My guess is that the difference between what you call Lsusr’s “outside of the usual system” and my “within the existing system” is the difference between systems with shorter and looser status hierarchies and those with longer and tighter ones. In the former it is easier for an exceptional individual to quickly gain competence and reputation and reap the benefits of status. This difference is in turn mostly explained by systems having different levels of play. Thus, one would find success more agency-limiting for a longer period of time in professional Go than in professional Starcraft, in mathematics than in AI/ML, in Google than in a startup, etc.

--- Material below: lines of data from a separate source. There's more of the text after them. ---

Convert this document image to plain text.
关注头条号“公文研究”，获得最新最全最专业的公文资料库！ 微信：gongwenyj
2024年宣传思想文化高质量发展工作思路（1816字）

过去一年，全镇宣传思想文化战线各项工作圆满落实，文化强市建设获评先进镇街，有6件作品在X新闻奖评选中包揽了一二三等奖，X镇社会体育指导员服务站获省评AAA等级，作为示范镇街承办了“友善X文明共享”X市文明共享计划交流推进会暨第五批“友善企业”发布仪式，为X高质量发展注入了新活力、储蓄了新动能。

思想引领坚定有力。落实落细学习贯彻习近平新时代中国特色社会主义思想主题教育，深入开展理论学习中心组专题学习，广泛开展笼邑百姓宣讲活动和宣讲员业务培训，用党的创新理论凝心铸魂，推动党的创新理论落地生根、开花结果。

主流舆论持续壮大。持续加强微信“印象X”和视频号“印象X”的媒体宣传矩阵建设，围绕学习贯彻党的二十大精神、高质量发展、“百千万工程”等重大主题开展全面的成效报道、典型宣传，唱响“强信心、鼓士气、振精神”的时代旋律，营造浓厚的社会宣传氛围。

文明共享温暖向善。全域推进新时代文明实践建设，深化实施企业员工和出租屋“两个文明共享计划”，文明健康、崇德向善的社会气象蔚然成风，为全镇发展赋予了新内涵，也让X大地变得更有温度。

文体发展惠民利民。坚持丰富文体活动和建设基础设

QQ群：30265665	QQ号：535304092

My interpretation of Lsusr’s philosophy is that there is a magic sauce that rhymes with arrogance which allows one to turn on powerful high-status feelings and behaviors (confidence, agency, vision) regardless of circumstance. Unfortunately there are harsh cultural defenses against this kind of thing that one has to prepare for.
Very interesting! This thread is the first time I’ve heard of NLP (might have seen the acronym before but I thought it was ML people referring to Natural Language Processing), I will definitely check it out. I guess I just rounded off my observations to the nearest things I recognized. I’m not surprised that Robbins stuff is embedded in a larger technique but am kind of surprised that I’ve been ignorant of it for so long.
Is there a book or resource that you would most recommend to learn NLP?